EddieJayonCrypto

 22 Jul 25

tl;dr

Cboe has submitted amendments for five crypto-related ETFs allowing authorized participants to create and redeem shares in-kind, exchanging Bitcoin or Ethereum directly instead of cash. The SEC appears to be collaborating with issuers to finalize this in-kind framework. Only authorized participants,...

Cboe has submitted amendments for five crypto-related exchange-traded funds (ETFs) that would allow authorized participants to create and redeem shares in-kind, marking a positive development for the approval of such funds. Bloomberg ETF analyst James Seyffart revealed on July 22 that amended rule filings for issuers ARK 21Shares, VanEck, Fidelity, WisdomTree, and Invesco Galaxy indicate the Securities and Exchange Commission (SEC) is collaborating with issuers to finalize an in-kind framework rather than opposing it. Seyffart described this as fine-tuning, not stonewalling.
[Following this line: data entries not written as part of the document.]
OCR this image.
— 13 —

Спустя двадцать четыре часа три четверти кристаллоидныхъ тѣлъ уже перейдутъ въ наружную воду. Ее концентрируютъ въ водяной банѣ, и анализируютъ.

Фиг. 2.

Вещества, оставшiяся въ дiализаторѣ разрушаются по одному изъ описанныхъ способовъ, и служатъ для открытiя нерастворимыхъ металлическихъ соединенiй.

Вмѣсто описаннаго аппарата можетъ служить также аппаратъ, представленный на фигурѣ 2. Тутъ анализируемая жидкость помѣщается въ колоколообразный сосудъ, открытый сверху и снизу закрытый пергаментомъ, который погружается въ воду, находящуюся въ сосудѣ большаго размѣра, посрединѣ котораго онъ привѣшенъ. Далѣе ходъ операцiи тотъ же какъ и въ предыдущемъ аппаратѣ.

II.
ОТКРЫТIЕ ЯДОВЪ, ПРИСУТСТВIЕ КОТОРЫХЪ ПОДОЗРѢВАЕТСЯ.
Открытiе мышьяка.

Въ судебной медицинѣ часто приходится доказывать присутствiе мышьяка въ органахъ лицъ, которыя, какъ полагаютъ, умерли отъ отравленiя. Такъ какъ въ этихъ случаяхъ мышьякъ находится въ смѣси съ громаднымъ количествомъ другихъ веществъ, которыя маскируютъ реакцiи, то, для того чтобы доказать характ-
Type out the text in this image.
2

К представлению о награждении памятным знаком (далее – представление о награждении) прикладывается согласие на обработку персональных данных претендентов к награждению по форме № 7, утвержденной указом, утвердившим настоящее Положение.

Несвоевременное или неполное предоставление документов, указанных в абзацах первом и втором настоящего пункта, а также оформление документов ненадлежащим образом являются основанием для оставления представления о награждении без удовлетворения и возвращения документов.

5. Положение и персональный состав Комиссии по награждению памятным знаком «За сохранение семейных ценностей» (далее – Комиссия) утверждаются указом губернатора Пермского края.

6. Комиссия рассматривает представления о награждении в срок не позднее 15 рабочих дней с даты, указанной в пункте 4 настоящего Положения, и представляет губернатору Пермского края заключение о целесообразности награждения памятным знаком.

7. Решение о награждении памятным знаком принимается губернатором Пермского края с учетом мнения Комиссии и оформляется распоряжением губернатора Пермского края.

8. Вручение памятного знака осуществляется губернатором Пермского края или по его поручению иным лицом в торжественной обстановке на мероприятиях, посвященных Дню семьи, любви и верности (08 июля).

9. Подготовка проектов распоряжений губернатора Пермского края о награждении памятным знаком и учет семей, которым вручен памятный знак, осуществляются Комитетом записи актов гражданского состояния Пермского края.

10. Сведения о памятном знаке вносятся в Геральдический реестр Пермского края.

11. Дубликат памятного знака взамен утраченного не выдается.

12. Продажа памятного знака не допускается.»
In-kind redemptions enable investors to exchange Bitcoin (BTC) or Ethereum (ETH) directly for the underlying assets instead of cash, receiving them upon redemption. However, Seyffart emphasized that retail investors would not be able to swap ETF shares for Bitcoin or Ethereum directly; only authorized participants like large Wall Street firms and market makers would manage these transfers. For most investors, existing spot Bitcoin ETFs already trade close to their net asset value, so no visible changes will occur on their screens.

The structural benefits of in-kind flows include enhancing tax efficiency and reducing friction within crypto exchange-traded products (ETPs). If approved by the SEC, authorized participants could transfer crypto directly instead of handling large cash positions during basket creation or redemption. This change could lower spreads and hedging costs, especially in volatile markets, while providing issuers with greater portfolio management flexibility. Although retail investors may not notice immediate effects, smoother primary-market mechanics typically improve secondary-market efficiency.

This latest batch of filings from Cboe adds to a growing number of requests for in-kind flexibility. Nasdaq has petitioned to convert BlackRock’s iShares Bitcoin Trust to in-kind transactions, following language in its January 2024 S-1 filing allowing the switch pending regulatory approval. Additionally, a Federal Register notice in late May outlined full in-kind mechanics for an Ethereum trust on Nasdaq, specifying how authorized participants would deliver or receive ether. NYSE Arca hosts Bitwise’s Bitcoin and Ethereum ETFs, which initially proposed pure in-kind baskets. Together, these filings make up a queue that the SEC must clear before any crypto fund can move beyond the cash-only model adopted at launch.